February 2016: Lamberson states that his Lamberson Family Trust’s [LFT Investments, Inc. of Nevada] three payroll companies are subsidizing the course at the rate of $100,000 to $250,000 a year. Jack Lamberson owes First National Denver $2.8M on the course plus almost $700,000 in additional debt on his Lake Arrowhead property, debt that was secured as a down payment when he purchased the course for $3.6M in 2012. The course is declining fast and worth far less than its original purchase price. Lamberson closes the back nine on Feb. 1, only to reopen it a day later, then announces the back nine will close Feb. 15. SaveFallbrookGolfCourse.com supporters pack a February 15 Fallbrook Community Planning Group meeting and many people speak. The press is engaged. It is reported that the sale of a portion of the back nine to a mitigation land bank won’t close on February 15 after all but will close on February 20. There are questions about how a land bank that only wants to buy acreage near the creek can complete that sale when the Parcel is not legally subdivided. The Fallbrook Women Golfers (who have played at the course for 54 years) reluctantly vote to move to another course. California Department of Fish and Wildlife, South Coast Region, confirms Jack Lamberson is attempting to sell all or part of the Fallbrook Golf Course to Don Ross of EarthBalance.com, a wetlands mitigation land bank based in Florida. The Department of Transportation (DOT) is responsible for the vast majority of wetlands destruction in Florida where mitigation banks were criticized for diverting DOT (taxpayer funds) to mitigation banks with poor track records. Even the Sierra Club weighed in as being “generally critical of wetlands mitigation banking”. Mr. Ross has gone on record defending the sale of wetlands credits from dry land. At the Fallbrook Golf Course, February comes and goes, no escrow closes.

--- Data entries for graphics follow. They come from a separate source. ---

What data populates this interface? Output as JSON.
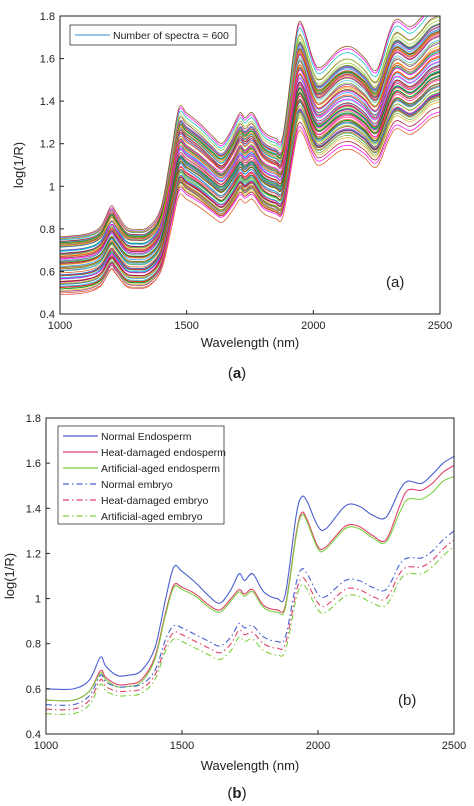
{
  "chart_data": [
    {
      "type": "line",
      "panel_tag": "(a)",
      "caption": "a",
      "xlabel": "Wavelength (nm)",
      "ylabel": "log(1/R)",
      "xlim": [
        1000,
        2500
      ],
      "ylim": [
        0.4,
        1.8
      ],
      "xticks": [
        1000,
        1500,
        2000,
        2500
      ],
      "yticks": [
        0.4,
        0.6,
        0.8,
        1.0,
        1.2,
        1.4,
        1.6,
        1.8
      ],
      "ytick_labels": [
        "0.4",
        "0.6",
        "0.8",
        "1",
        "1.2",
        "1.4",
        "1.6",
        "1.8"
      ],
      "grid": false,
      "legend": {
        "position": "top-left",
        "entries": [
          {
            "label": "Number of spectra = 600",
            "color": "#5aa0d8"
          }
        ]
      },
      "base_spectrum": {
        "x": [
          1000,
          1100,
          1160,
          1200,
          1220,
          1260,
          1300,
          1350,
          1400,
          1440,
          1470,
          1500,
          1550,
          1600,
          1640,
          1680,
          1710,
          1730,
          1760,
          1800,
          1850,
          1880,
          1920,
          1940,
          1960,
          2000,
          2030,
          2100,
          2150,
          2200,
          2250,
          2300,
          2330,
          2380,
          2420,
          2460,
          2500
        ],
        "y": [
          0.62,
          0.63,
          0.66,
          0.74,
          0.72,
          0.66,
          0.65,
          0.66,
          0.74,
          0.96,
          1.13,
          1.11,
          1.07,
          1.02,
          0.99,
          1.05,
          1.11,
          1.09,
          1.11,
          1.04,
          1.01,
          1.02,
          1.33,
          1.46,
          1.45,
          1.32,
          1.29,
          1.36,
          1.37,
          1.33,
          1.28,
          1.43,
          1.48,
          1.45,
          1.48,
          1.53,
          1.55
        ]
      },
      "spectra_shown": 600,
      "spectra_drawn": 90,
      "spread": {
        "offset_min": -0.12,
        "offset_max": 0.14,
        "scale_min": 0.86,
        "scale_max": 1.2
      }
    },
    {
      "type": "line",
      "panel_tag": "(b)",
      "caption": "b",
      "xlabel": "Wavelength (nm)",
      "ylabel": "log(1/R)",
      "xlim": [
        1000,
        2500
      ],
      "ylim": [
        0.4,
        1.8
      ],
      "xticks": [
        1000,
        1500,
        2000,
        2500
      ],
      "yticks": [
        0.4,
        0.6,
        0.8,
        1.0,
        1.2,
        1.4,
        1.6,
        1.8
      ],
      "ytick_labels": [
        "0.4",
        "0.6",
        "0.8",
        "1",
        "1.2",
        "1.4",
        "1.6",
        "1.8"
      ],
      "grid": false,
      "legend_position": "top-left",
      "series": [
        {
          "name": "Normal Endosperm",
          "color": "#4a5fd0",
          "dash": "solid",
          "x": [
            1000,
            1100,
            1160,
            1200,
            1220,
            1260,
            1300,
            1350,
            1400,
            1440,
            1470,
            1500,
            1550,
            1600,
            1640,
            1680,
            1710,
            1730,
            1760,
            1800,
            1850,
            1880,
            1920,
            1940,
            1960,
            2000,
            2030,
            2100,
            2150,
            2200,
            2250,
            2300,
            2330,
            2380,
            2420,
            2460,
            2500
          ],
          "y": [
            0.6,
            0.6,
            0.64,
            0.74,
            0.7,
            0.66,
            0.66,
            0.68,
            0.78,
            1.0,
            1.14,
            1.12,
            1.07,
            1.01,
            0.98,
            1.04,
            1.11,
            1.08,
            1.11,
            1.03,
            1.0,
            1.02,
            1.37,
            1.45,
            1.43,
            1.32,
            1.31,
            1.41,
            1.41,
            1.37,
            1.36,
            1.48,
            1.52,
            1.51,
            1.55,
            1.6,
            1.63
          ]
        },
        {
          "name": "Heat-damaged endosperm",
          "color": "#e0406a",
          "dash": "solid",
          "x": [
            1000,
            1100,
            1160,
            1200,
            1220,
            1260,
            1300,
            1350,
            1400,
            1440,
            1470,
            1500,
            1550,
            1600,
            1640,
            1680,
            1710,
            1730,
            1760,
            1800,
            1850,
            1880,
            1920,
            1940,
            1960,
            2000,
            2030,
            2100,
            2150,
            2200,
            2250,
            2300,
            2330,
            2380,
            2420,
            2460,
            2500
          ],
          "y": [
            0.55,
            0.55,
            0.59,
            0.68,
            0.65,
            0.62,
            0.62,
            0.64,
            0.74,
            0.94,
            1.06,
            1.05,
            1.02,
            0.97,
            0.95,
            1.0,
            1.04,
            1.02,
            1.04,
            0.97,
            0.95,
            0.97,
            1.29,
            1.38,
            1.35,
            1.23,
            1.23,
            1.32,
            1.32,
            1.28,
            1.26,
            1.41,
            1.48,
            1.48,
            1.51,
            1.56,
            1.59
          ]
        },
        {
          "name": "Artificial-aged endosperm",
          "color": "#7cd040",
          "dash": "solid",
          "x": [
            1000,
            1100,
            1160,
            1200,
            1220,
            1260,
            1300,
            1350,
            1400,
            1440,
            1470,
            1500,
            1550,
            1600,
            1640,
            1680,
            1710,
            1730,
            1760,
            1800,
            1850,
            1880,
            1920,
            1940,
            1960,
            2000,
            2030,
            2100,
            2150,
            2200,
            2250,
            2300,
            2330,
            2380,
            2420,
            2460,
            2500
          ],
          "y": [
            0.55,
            0.55,
            0.59,
            0.67,
            0.64,
            0.61,
            0.61,
            0.63,
            0.73,
            0.93,
            1.05,
            1.04,
            1.01,
            0.96,
            0.94,
            0.99,
            1.03,
            1.01,
            1.03,
            0.96,
            0.94,
            0.96,
            1.28,
            1.37,
            1.34,
            1.22,
            1.22,
            1.31,
            1.31,
            1.27,
            1.25,
            1.38,
            1.44,
            1.44,
            1.47,
            1.52,
            1.54
          ]
        },
        {
          "name": "Normal embryo",
          "color": "#4a5fd0",
          "dash": "dashdot",
          "x": [
            1000,
            1100,
            1160,
            1200,
            1220,
            1260,
            1300,
            1350,
            1400,
            1440,
            1470,
            1500,
            1550,
            1600,
            1640,
            1680,
            1710,
            1730,
            1760,
            1800,
            1850,
            1880,
            1920,
            1940,
            1960,
            2000,
            2030,
            2100,
            2150,
            2200,
            2250,
            2300,
            2330,
            2380,
            2420,
            2460,
            2500
          ],
          "y": [
            0.53,
            0.53,
            0.57,
            0.66,
            0.63,
            0.61,
            0.61,
            0.62,
            0.68,
            0.82,
            0.88,
            0.87,
            0.84,
            0.81,
            0.79,
            0.83,
            0.89,
            0.87,
            0.88,
            0.83,
            0.81,
            0.83,
            1.07,
            1.13,
            1.11,
            1.02,
            1.01,
            1.08,
            1.08,
            1.05,
            1.04,
            1.15,
            1.18,
            1.18,
            1.21,
            1.26,
            1.3
          ]
        },
        {
          "name": "Heat-damaged embryo",
          "color": "#e0406a",
          "dash": "dashdot",
          "x": [
            1000,
            1100,
            1160,
            1200,
            1220,
            1260,
            1300,
            1350,
            1400,
            1440,
            1470,
            1500,
            1550,
            1600,
            1640,
            1680,
            1710,
            1730,
            1760,
            1800,
            1850,
            1880,
            1920,
            1940,
            1960,
            2000,
            2030,
            2100,
            2150,
            2200,
            2250,
            2300,
            2330,
            2380,
            2420,
            2460,
            2500
          ],
          "y": [
            0.51,
            0.51,
            0.55,
            0.64,
            0.61,
            0.59,
            0.59,
            0.6,
            0.66,
            0.79,
            0.85,
            0.84,
            0.81,
            0.78,
            0.76,
            0.8,
            0.86,
            0.84,
            0.85,
            0.8,
            0.78,
            0.8,
            1.03,
            1.09,
            1.07,
            0.98,
            0.97,
            1.04,
            1.04,
            1.01,
            1.0,
            1.11,
            1.14,
            1.14,
            1.17,
            1.22,
            1.26
          ]
        },
        {
          "name": "Artificial-aged embryo",
          "color": "#7cd040",
          "dash": "dashdot",
          "x": [
            1000,
            1100,
            1160,
            1200,
            1220,
            1260,
            1300,
            1350,
            1400,
            1440,
            1470,
            1500,
            1550,
            1600,
            1640,
            1680,
            1710,
            1730,
            1760,
            1800,
            1850,
            1880,
            1920,
            1940,
            1960,
            2000,
            2030,
            2100,
            2150,
            2200,
            2250,
            2300,
            2330,
            2380,
            2420,
            2460,
            2500
          ],
          "y": [
            0.49,
            0.49,
            0.53,
            0.62,
            0.59,
            0.57,
            0.57,
            0.58,
            0.64,
            0.77,
            0.82,
            0.81,
            0.78,
            0.75,
            0.73,
            0.77,
            0.83,
            0.81,
            0.82,
            0.77,
            0.75,
            0.77,
            1.0,
            1.06,
            1.04,
            0.95,
            0.94,
            1.01,
            1.01,
            0.98,
            0.97,
            1.08,
            1.11,
            1.11,
            1.14,
            1.19,
            1.23
          ]
        }
      ]
    }
  ]
}
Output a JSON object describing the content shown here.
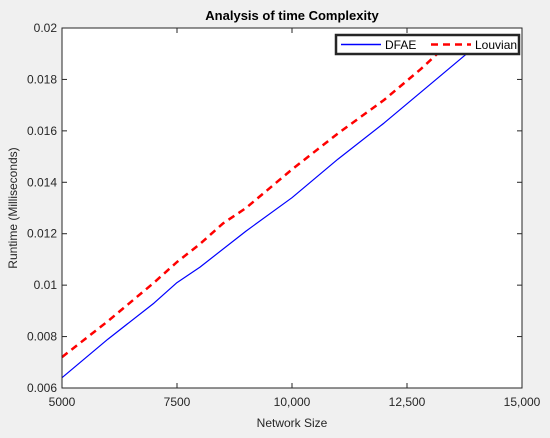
{
  "chart_data": {
    "type": "line",
    "title": "Analysis of time Complexity",
    "xlabel": "Network Size",
    "ylabel": "Runtime (Milliseconds)",
    "xlim": [
      5000,
      15000
    ],
    "ylim": [
      0.006,
      0.02
    ],
    "xticks": [
      5000,
      7500,
      10000,
      12500,
      15000
    ],
    "xtick_labels": [
      "5000",
      "7500",
      "10,000",
      "12,500",
      "15,000"
    ],
    "yticks": [
      0.006,
      0.008,
      0.01,
      0.012,
      0.014,
      0.016,
      0.018,
      0.02
    ],
    "ytick_labels": [
      "0.006",
      "0.008",
      "0.01",
      "0.012",
      "0.014",
      "0.016",
      "0.018",
      "0.02"
    ],
    "grid": false,
    "legend_position": "top-right",
    "series": [
      {
        "name": "DFAE",
        "color": "#0000ff",
        "line_style": "solid",
        "x": [
          5000,
          6000,
          7000,
          7500,
          8000,
          9000,
          10000,
          11000,
          12000,
          13000,
          13800
        ],
        "y": [
          0.0064,
          0.0079,
          0.0093,
          0.0101,
          0.0107,
          0.0121,
          0.0134,
          0.0149,
          0.0163,
          0.0178,
          0.019
        ]
      },
      {
        "name": "Louvian",
        "color": "#ff0000",
        "line_style": "dashed",
        "x": [
          5000,
          6000,
          7000,
          7500,
          8000,
          8500,
          9000,
          10000,
          11000,
          12000,
          12800,
          13400
        ],
        "y": [
          0.0072,
          0.0086,
          0.0101,
          0.0109,
          0.0116,
          0.0124,
          0.013,
          0.0145,
          0.0159,
          0.0172,
          0.0184,
          0.0194
        ]
      }
    ]
  }
}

Companies owned by Jack Leroy Lamberson, Bonnie Sue Lamberson and/or Brian Lanari–California Corporations: Contractors Associates, Inc.; Employee Leasing, Inc.; J.L. Lamberson; Lanari and Associates, Inc.; Obei, Inc.; Onceblue Enterprises, Inc.; Personnel Leasing Inc.; Redlands SLS Construction Company; Worker Leasing. Nevada Corporations: Contract Labor, Inc.; Contractors Associates, Inc; Employee Leasing, Inc. of Nevada; JB Corporate Management, Inc.; Lamberson Family Limited Partnership; LFT Investments, Inc. Houses tied to Jack and Bonnie Lamberson, Brian Lanari: 31350 Lake Vista Circle, Bonsall, CA 92003; 4834 Sweetgrass Lane, Bonsall, CA 92003 , 243 Eldorado Drive, Lake Arrowhead, CA 92352.